Hasta aquí hemos hablado de esclavos que supieron ganarse la libertad y fama por sí mismos; ahora vamos a ocuparnos de uno que combatió no sólo por su libertad, sino también por la de sus compañeros.

Los romanos tenían miles y miles de esclavos, no ya en sus casas, sino también en sus inmensas propiedades rurales, y éstos eran verdaderamente esclavos de la más abyecta condición. Había, además, otros, prisioneros de guerra, que eran adiestrados en escuelas ad hoc, para servir de diversión al pueblo combatiendo con gladiadores en los circos imperiales.

Entre esos esclavos gladiadores, en los días de Pompeyo y cuando apenas surgía a la fama Julio César, había un tal Espartaco, de la escuela de Capua, montañés de Tracia, que soportaba poco resignadamente la esclavitud. Instigó éste a los demás gladiadores, habilísimos todos en el manejo de las armas, a que se uniesen para combatir por su libertad, antes que seguir por más tiempo siendo la diversión de la multitud.
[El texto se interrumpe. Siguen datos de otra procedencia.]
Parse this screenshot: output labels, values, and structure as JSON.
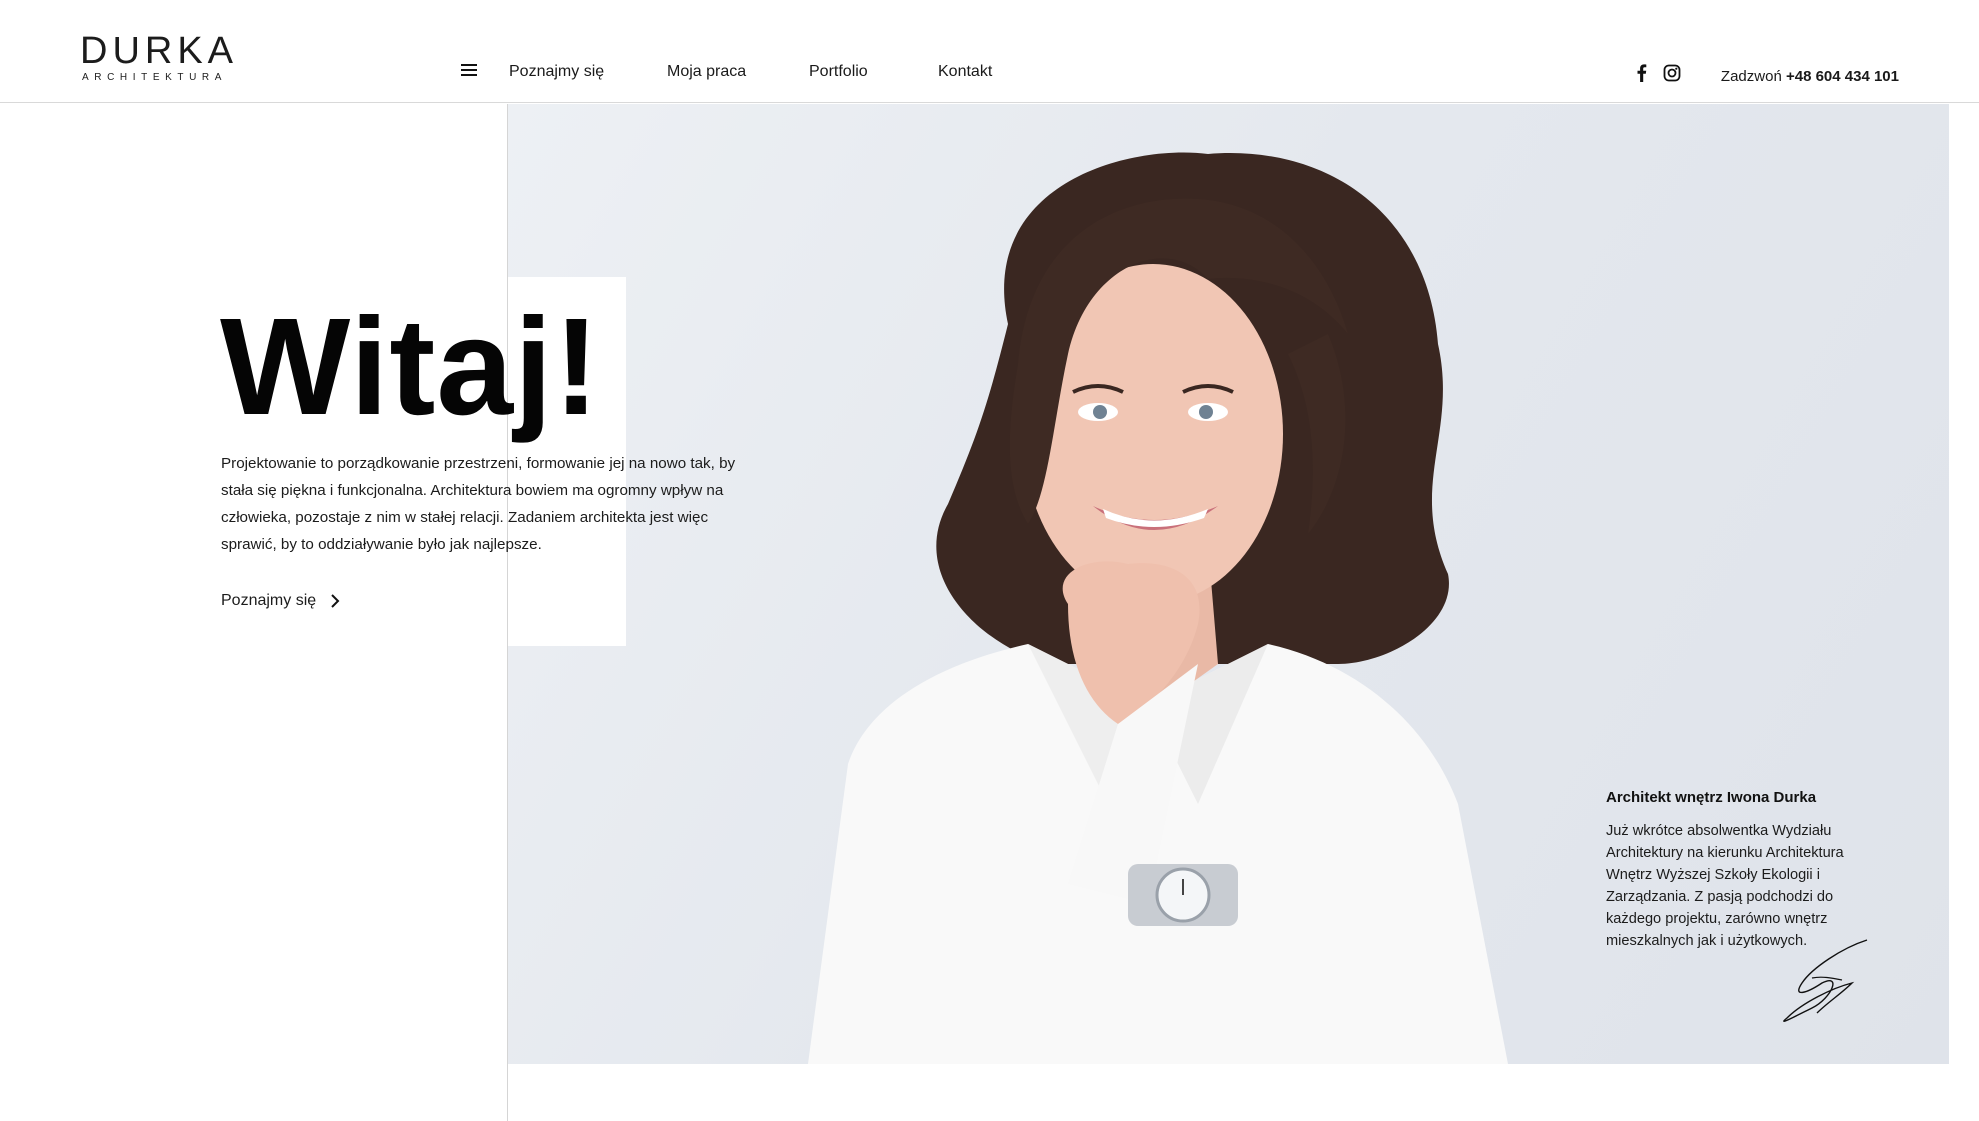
{
  "header": {
    "logo_text": "DURKA",
    "logo_subtitle": "ARCHITEKTURA",
    "nav": [
      "Poznajmy się",
      "Moja praca",
      "Portfolio",
      "Kontakt"
    ],
    "social_icons": [
      "facebook-icon",
      "instagram-icon"
    ],
    "phone_label": "Zadzwoń",
    "phone_number": "+48 604 434 101"
  },
  "hero": {
    "title": "Witaj!",
    "intro": "Projektowanie to porządkowanie przestrzeni, formowanie jej na nowo tak, by stała się piękna i funkcjonalna. Architektura bowiem ma ogromny wpływ na człowieka, pozostaje z nim w stałej relacji. Zadaniem architekta jest więc sprawić, by to oddziaływanie było jak najlepsze.",
    "more_link": "Poznajmy się"
  },
  "bio": {
    "title": "Architekt wnętrz Iwona Durka",
    "text": "Już wkrótce absolwentka Wydziału Architektury na kierunku Architektura Wnętrz Wyższej Szkoły Ekologii i Zarządzania. Z pasją podchodzi do każdego projektu, zarówno wnętrz mieszkalnych jak i użytkowych."
  },
  "colors": {
    "text": "#111111",
    "photo_bg": "#e6e9ee",
    "divider": "#d9d9d9"
  }
}
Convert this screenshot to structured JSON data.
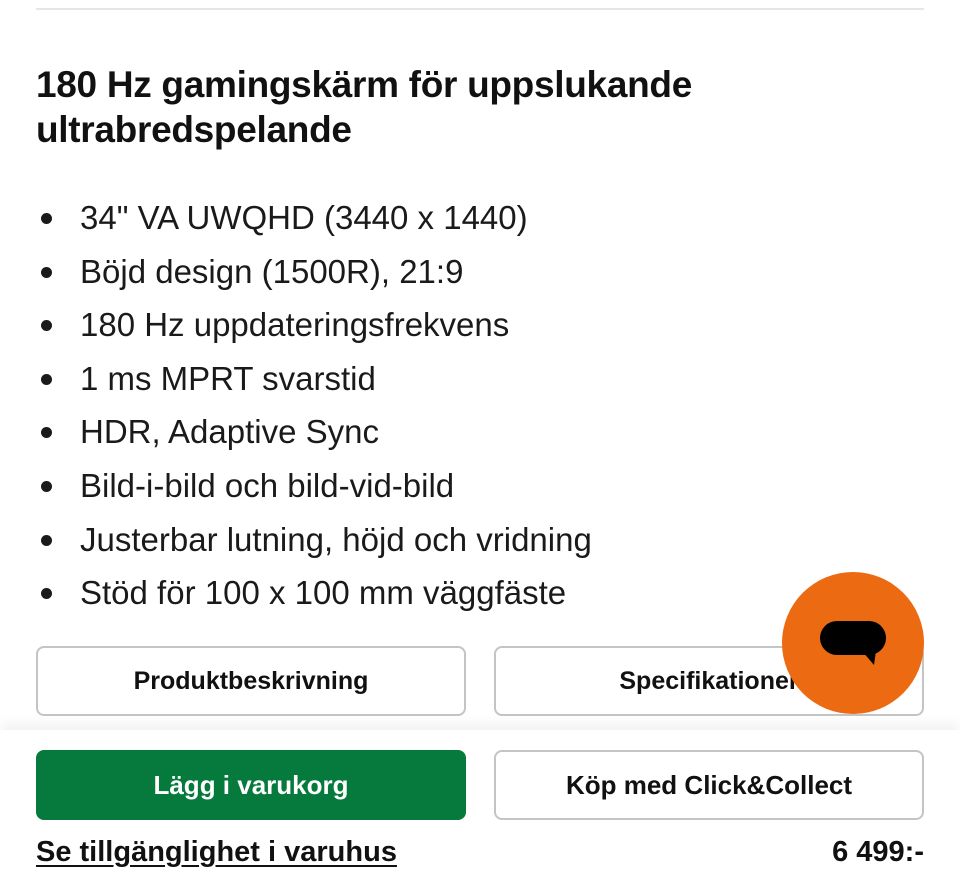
{
  "product": {
    "title": "180 Hz gamingskärm för uppslukande ultrabredspelande",
    "features": [
      "34\" VA UWQHD (3440 x 1440)",
      "Böjd design (1500R), 21:9",
      "180 Hz uppdateringsfrekvens",
      "1 ms MPRT svarstid",
      "HDR, Adaptive Sync",
      "Bild-i-bild och bild-vid-bild",
      "Justerbar lutning, höjd och vridning",
      "Stöd för 100 x 100 mm väggfäste"
    ]
  },
  "tabs": {
    "description_label": "Produktbeskrivning",
    "specifications_label": "Specifikationer"
  },
  "actions": {
    "add_to_cart_label": "Lägg i varukorg",
    "click_collect_label": "Köp med Click&Collect",
    "store_availability_label": "Se tillgänglighet i varuhus",
    "price": "6 499:-"
  },
  "chat": {
    "icon": "chat-bubble-icon"
  },
  "colors": {
    "primary_green": "#067a3c",
    "chat_orange": "#ec6a12",
    "border_gray": "#c4c4c4"
  }
}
Ellos, reconociendo sus méritos, lo nombraron su capitán; e insurreccionándose a una, empuñadas las armas, se refugiaron al pie del Vesubio y a lo largo de los Apeninos. De allí se lanzaron a la aventura sobre los pueblos cercanos, desfogando su odio contra la orgullosa Roma, sentimiento alimentado por muchos años de rencor y humillación.

El Senado romano mandó para someterlos a varias legiones, que fueron deshechas; y así las filas de los rebeldes engrosaron enormemente, y muy pronto Espartaco se encontró a la cabeza de un ejército de millares de combatientes.